1/23/2006 10:13:44 AM

Almost done reading Michael Keith's "From Polychords to Polya". It's
a really neat book. I sent him an email and he sent a reply. The book
filled me in on aspects of Polya's theory that I was missing. My goal
is to combine what I learned from this book, and the
complementability problem (when you can swap colors in a necklace)
and some of my own ideas.

Although I may be mixing apples and oranges, I would like to develop
cycle indexes (and then, a Polya Polynomial) that could mix the Sn
groups for complementability with other things, like D4 X S3 symmetry.
For example, in 12-tET for hexachords this would be 26, which are the
26 letters of my hexachord system. It gets trickier with 3 colors,
(S3 complementability) because you are dealing with sets besides just
N/2 that you collapse for (that is, for example, hexachords in 12-et).

Why deal with 3 colors or more? Well, Michael Keith uses these
necklaces formulas to create "meta-beads" and "meta-necklaces" that
can be used to calculate maximum intervals, adjacencies, span, and
different sets in an interval class (for example, the diatonic
interval class of 1122222). Reducing for complementability could help
create other meta-necklaces, but I don't have an application for that
yet. (Okay, I am working backwards).

In the works is developing a good technique to pinpoint, for example
6-bead necklaces, with 2 beads of each of three different colors.
With Polya's technique you obtain 16 necklaces. Reducing for
complementability you obtain 5 possible necklaces. Right now
I am finding the pattern for which kinds of color-swaps are used
by different parts of the formula (that I learned in the Gilbert
and Riordan paper of 1961). For example, for 3 color necklaces
you have the S3 symmetry group. This is 6 possible swaps (1)(2)(3),
(1)(23), (3)(12), (123), (132). Figuring out which ones are used
for particular identity mappings under complementability will
lead me to a technique to pinpoint specific necklaces.
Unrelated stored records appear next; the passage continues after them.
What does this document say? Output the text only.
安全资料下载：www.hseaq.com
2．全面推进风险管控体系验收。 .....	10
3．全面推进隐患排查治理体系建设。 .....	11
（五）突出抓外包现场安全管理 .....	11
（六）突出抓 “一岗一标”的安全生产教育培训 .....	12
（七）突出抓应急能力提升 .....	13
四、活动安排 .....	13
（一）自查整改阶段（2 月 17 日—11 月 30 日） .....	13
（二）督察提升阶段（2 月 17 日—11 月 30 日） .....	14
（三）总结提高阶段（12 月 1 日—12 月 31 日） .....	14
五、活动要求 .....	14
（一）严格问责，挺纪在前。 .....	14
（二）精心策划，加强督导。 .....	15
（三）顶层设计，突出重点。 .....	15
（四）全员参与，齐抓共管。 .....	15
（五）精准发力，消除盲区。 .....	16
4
The technique for complementability took me a while to learn,
so that is why I would like to find some good applications. It's
a neat technique, and I mean that literally. For example, take
a neckace with 5 beads and three colors. You can divide each row
by 5 (transpositions) and each column by 6 (S3 complementability) and
the whole thing by 30. Here's the table below:

3^1 3^1 3^1 3^1 3^5
1^1 1^1 1^1 1^1 1^1 (x3)
___________________
6 6 6 6 246

Divide each column by 6:

1 1 1 1 41

Add this up, you get 45, divide by 5 (tranpositions) and Voila! You
get 9 necklaces reducing for transposition and complementability.
Of course it is worse for, say 12 beads. You can also throw in
mirror-inversion, and it gets more difficult. Expanding 2^n into
binomials of 3^n into multinomials give counts for specific subsets
of necklaces (Like 4 white and 8 black beads, or 4 white, 4 red and 4
blue beads) which is the method I learned on this newsgroup.
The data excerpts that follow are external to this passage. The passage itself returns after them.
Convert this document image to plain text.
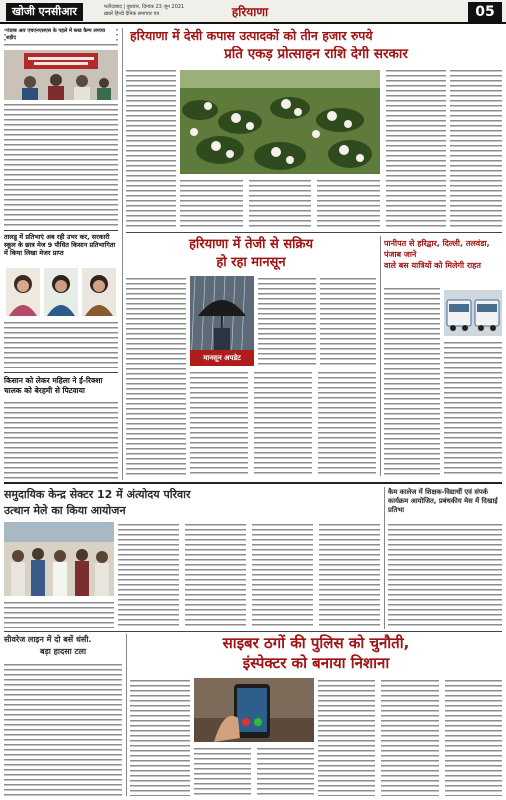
खोजी एनसीआर	फरीदाबाद | बुधवार, दिनांक 23 जून 2021
ख़बरें हिन्दी दैनिक समाचार पत्र	हरियाणा	05
पंजाब आर एचएनएसएस के पहले में ब्लड कैम्प लगाया शहीद
तालडू में प्रतिभाएं अब रही उभर कर, सरकारी स्कूल के छात्र मेज 9 पौधित किसान प्रतिभागिता में किया लिखा मेजर प्राप्त
किसान को लेकर महिला ने ई-रिक्शा चालक को बेरहमी से पिटवाया
हरियाणा में देसी कपास उत्पादकों को तीन हजार रुपये
प्रति एकड़ प्रोत्साहन राशि देगी सरकार
हरियाणा में तेजी से सक्रिय
हो रहा मानसून
मानसून अपडेट
पानीपत से हरिद्वार, दिल्ली, तलवंडा, पंजाब जाने
वाले बस यात्रियों को मिलेगी राहत
समुदायिक केन्द्र सेक्टर 12 में अंत्योदय परिवार
उत्थान मेले का किया आयोजन
कैम कालेज में शिक्षक-विद्यार्थी एवं संपर्क कार्यक्रम आयोजित, प्रबंधकीय मेस में दिखाई प्रतिभा
सीवरेज लाइन में दो बसें धंसी.
बड़ा हादसा टला	साइबर ठगों की पुलिस को चुनौती,
इंस्पेक्टर को बनाया निशाना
Why all this work on necklaces? And what does that have to do with Z-
Z-relations, Steiner Systems etc. (That's a work in progress).
I see that Z-relation is defined in Wikipedia now. And it's not the
Z-relation itself that is important. It is that fact that reducing
for Z-relations gives sets that are based on interval-vectors, which
I believe act like a kind of "harmonic-spectra" of a set. I have
found a certain clustering pattern of Z-relations, which holds up
completely for 22-tET, and almost for 31-tET. I am working on
analyzing 31-tET, and see if the clustering pattern holds up better
if you do NOT reduce for mirror-inversion. (One obtains Z-relations
in all subsets and classes (pairs, triplets, etc) which are multiples
of 5, for practically all Z-relations.)

Okay, Steiner Systems. Of note are S(5,6,12) and S(3,6,22). In S
(5,6,12) It's kind of interesting. 64 of 80 hexachord types are used.
also 28/35 of sets (reduced for Z-relation, based on interval
vectors) are used. I think 35/44 partitions are used, but I don't
have my notes with me. So I've talked for enough now. Thoughts anyone?

Thanks

Paul Hj